David Cameron urges unity in letter to party members

Prime Minister David Cameron is sending a letter to members of his Conservative Party urging unity and stressing the importance of the "deep and lasting friendship" members enjoy. In it, he says:

I am proud to lead this party. I am proud of what you do. And I would never have around me those who sneered or thought otherwise. We are a team, from the parish council to the local association to Parliament, and I never forget it.

Does that mean we will agree on everything? Of course not. The Conservative Party has always been a broad church – one which contains different views and opinions – and we must remain so today.

He stresses the need for the party to celebrate the achievements of the party, and praises Conservative activists for their values of "duty, decency and civil pride." His personal note ends:

So to those reading this, here is my message: there will always be criticism from the sidelines. But we must remember what this Party has always been about: acting in the national interest. Our task today is to clear up Labour’s mess and make Britain stand tall again.

We have a job to do for our country – and we must do it together.


Farage looks to capitalise on Tory unrest with advert

UK Independence Party leader Nigel Farage has moved to exploit unrest within the Conservative Party with a rallying call for disaffected Tory voters to join his ranks.

Mr Farage has taken out a full-page advert in The Daily Telegraph urging those unsettled by David Cameron's policies or insulted by a senior Tory figure's alleged description of activists as "mad, swivel-eyed loons" to defect to his party.

Mr Farage's letter ends with an additional call for Labour and Lib Dem voters to join his ranks too. Credit: UKIP/The Daily Telegraph

Business leaders take aim at Eurosceptics in open letter

Sir Martin Sorrell and Sir Richard Branson were among the signatories to the letter attacking Eurosceptics. Credit: Chris Jackson / Rebecca Le May / Press Association

Some of the country's most prominent business leaders have accused Eurosceptic MPs of "putting politics before economics" by calling for Britain's withdrawal from the European Union.

The group, which includes the chairmen of BT, Deloitte and Lloyds along with Sir Martin Sorrell and Sir Richard Branson, said Britain's business interests and economy can only benefit from playing a central role in the EU.

In a letter to The Independent, they called for David Cameron to "strengthen and deepen" the European single market, adding: "The economic case to stay in the EU is overwhelming."

Cameron prepared to 'face new circumstances'

David Cameron has said that he still sees the coalition as the best way forward, but if that was not the case, his party would "have to "face the new circumstances".

The Prime Minster also conceded that "sometimes... disagreements mean you can't take actions in the areas you want to".

I'm here to deliver good government for the country, and we've still got important work to do - paying down the deficit, turning round the economy, and all the rest of it.

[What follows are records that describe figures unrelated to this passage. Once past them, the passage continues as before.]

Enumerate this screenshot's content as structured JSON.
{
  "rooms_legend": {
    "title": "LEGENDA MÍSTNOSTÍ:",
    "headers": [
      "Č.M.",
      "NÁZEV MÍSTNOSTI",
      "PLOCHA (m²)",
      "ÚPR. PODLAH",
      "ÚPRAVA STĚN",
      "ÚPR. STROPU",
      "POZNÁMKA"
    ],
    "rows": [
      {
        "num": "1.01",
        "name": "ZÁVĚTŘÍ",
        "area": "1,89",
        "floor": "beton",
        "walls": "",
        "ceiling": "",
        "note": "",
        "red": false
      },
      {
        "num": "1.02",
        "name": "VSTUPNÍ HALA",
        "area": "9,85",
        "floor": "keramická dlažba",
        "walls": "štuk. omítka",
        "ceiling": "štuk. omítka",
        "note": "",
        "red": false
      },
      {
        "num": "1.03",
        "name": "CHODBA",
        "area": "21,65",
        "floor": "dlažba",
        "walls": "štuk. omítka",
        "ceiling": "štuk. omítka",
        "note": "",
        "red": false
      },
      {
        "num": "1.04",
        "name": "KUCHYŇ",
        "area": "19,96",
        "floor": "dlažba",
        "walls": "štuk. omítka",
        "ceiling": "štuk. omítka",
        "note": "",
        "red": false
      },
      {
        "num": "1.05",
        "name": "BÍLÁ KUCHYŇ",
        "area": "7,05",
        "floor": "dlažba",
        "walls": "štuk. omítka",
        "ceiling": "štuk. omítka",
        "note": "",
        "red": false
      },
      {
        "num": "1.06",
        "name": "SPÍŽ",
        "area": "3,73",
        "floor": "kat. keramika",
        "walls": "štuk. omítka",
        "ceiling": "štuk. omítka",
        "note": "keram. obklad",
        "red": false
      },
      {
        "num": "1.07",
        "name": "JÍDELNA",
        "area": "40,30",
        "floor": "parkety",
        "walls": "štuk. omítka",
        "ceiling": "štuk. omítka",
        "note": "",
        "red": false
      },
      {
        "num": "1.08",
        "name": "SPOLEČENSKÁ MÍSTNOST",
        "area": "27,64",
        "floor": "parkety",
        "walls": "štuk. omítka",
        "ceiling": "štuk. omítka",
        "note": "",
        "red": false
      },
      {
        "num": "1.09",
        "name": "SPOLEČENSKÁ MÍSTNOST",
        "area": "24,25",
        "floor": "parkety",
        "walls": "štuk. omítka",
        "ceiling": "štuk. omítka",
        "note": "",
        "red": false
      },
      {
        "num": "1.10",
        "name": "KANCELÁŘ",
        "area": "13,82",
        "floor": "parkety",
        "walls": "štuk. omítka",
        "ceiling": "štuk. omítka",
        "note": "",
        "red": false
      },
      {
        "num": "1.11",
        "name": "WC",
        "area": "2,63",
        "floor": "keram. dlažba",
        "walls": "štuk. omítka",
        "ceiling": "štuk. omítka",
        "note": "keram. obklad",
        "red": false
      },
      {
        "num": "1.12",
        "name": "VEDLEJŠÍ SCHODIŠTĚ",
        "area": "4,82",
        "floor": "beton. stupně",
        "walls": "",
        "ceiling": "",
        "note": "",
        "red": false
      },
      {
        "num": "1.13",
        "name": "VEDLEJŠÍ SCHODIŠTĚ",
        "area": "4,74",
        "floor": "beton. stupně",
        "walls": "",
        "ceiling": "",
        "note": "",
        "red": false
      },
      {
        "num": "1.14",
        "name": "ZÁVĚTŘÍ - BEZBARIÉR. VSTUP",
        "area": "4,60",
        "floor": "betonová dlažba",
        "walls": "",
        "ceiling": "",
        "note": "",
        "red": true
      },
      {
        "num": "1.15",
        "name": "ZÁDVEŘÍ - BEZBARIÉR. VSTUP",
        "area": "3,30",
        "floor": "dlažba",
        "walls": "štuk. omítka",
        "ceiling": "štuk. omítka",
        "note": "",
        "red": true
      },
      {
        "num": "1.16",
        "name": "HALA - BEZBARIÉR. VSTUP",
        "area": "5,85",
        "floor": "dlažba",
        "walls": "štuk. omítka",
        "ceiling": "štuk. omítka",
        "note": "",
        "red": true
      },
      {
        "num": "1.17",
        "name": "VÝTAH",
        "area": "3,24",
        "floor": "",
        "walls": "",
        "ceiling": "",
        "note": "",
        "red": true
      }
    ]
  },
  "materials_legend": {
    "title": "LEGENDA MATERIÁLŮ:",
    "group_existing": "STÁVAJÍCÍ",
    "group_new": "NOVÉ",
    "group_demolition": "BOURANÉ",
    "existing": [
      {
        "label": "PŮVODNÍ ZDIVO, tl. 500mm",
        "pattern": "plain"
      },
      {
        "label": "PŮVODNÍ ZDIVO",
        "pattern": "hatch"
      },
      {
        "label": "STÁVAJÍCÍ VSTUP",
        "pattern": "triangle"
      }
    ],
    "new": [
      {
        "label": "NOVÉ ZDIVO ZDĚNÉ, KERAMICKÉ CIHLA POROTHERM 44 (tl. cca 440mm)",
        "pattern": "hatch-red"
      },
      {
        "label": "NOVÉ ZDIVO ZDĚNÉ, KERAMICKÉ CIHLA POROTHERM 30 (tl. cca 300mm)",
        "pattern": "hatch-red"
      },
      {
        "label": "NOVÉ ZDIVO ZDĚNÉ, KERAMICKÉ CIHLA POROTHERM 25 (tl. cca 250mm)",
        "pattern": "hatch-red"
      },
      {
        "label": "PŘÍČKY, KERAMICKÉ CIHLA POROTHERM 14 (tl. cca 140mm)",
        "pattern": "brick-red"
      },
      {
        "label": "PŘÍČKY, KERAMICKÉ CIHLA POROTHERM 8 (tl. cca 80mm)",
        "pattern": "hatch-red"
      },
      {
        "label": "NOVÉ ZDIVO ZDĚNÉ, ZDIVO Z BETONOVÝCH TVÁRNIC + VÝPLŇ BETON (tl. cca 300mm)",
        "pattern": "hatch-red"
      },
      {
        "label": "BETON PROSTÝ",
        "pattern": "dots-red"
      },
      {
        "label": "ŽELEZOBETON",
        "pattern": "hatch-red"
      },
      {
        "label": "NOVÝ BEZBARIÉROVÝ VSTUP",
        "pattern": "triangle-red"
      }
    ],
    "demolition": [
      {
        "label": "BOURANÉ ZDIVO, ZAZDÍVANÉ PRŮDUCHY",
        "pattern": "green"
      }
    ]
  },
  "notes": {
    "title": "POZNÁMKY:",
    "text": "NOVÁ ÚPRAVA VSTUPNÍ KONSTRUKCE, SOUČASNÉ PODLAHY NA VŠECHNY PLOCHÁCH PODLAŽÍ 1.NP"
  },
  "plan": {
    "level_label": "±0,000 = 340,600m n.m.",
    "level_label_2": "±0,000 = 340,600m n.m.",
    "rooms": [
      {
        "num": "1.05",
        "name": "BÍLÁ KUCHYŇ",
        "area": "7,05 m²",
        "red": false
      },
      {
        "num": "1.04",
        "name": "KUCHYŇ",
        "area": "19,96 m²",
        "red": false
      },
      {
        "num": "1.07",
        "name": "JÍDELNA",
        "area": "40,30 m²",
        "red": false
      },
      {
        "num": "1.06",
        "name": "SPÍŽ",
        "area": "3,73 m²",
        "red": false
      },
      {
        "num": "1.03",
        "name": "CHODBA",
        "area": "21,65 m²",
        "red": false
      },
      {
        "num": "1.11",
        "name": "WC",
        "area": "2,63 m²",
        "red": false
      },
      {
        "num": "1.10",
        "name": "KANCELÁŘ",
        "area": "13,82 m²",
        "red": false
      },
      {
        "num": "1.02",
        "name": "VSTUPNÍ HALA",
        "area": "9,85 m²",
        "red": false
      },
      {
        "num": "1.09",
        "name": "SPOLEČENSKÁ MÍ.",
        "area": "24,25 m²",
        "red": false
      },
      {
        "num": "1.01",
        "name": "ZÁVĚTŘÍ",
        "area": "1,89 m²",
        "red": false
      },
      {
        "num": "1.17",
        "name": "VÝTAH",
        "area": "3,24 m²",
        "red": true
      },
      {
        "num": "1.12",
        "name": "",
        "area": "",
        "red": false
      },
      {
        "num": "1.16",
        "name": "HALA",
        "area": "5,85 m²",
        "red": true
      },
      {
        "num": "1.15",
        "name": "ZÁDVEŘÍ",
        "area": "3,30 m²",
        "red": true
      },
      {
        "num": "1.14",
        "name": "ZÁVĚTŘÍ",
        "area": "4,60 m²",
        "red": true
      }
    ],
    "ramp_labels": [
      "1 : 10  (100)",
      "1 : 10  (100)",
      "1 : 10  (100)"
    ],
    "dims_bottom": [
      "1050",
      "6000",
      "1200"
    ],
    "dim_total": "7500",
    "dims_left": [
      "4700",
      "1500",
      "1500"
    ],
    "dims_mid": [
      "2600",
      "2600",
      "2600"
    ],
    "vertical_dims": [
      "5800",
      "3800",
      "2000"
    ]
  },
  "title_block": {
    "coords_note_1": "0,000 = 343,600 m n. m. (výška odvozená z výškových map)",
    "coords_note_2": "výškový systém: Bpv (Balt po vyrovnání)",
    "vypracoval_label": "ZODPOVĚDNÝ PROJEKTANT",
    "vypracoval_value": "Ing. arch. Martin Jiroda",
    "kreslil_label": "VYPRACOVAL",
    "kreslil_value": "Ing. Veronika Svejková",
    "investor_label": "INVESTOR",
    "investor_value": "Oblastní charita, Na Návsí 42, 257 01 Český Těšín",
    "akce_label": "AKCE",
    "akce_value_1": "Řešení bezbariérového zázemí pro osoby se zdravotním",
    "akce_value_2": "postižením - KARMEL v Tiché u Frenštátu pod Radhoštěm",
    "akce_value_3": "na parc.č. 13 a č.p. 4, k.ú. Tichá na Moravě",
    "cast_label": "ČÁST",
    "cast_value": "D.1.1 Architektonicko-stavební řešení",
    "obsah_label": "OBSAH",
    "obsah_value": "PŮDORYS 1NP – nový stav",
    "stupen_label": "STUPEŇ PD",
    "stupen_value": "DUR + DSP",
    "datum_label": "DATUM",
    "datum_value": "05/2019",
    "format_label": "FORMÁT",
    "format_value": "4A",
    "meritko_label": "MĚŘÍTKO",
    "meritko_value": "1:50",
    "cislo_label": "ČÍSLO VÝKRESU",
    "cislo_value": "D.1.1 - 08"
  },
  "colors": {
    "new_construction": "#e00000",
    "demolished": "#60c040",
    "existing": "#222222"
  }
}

What matters to me, though, is can we get things done? Can we improve the state of the country? Can we fulfil our manifesto? The best way to do that is to continue with the coalition, but if that wasn't the case then we'd have to face the new circumstances in whatever way we should.

– Prime Minister David Cameron

He added that he still believes the coalition has delivered "radical" changes for the country.

A Downing Street spokesman said "The coalition will continue until 2015."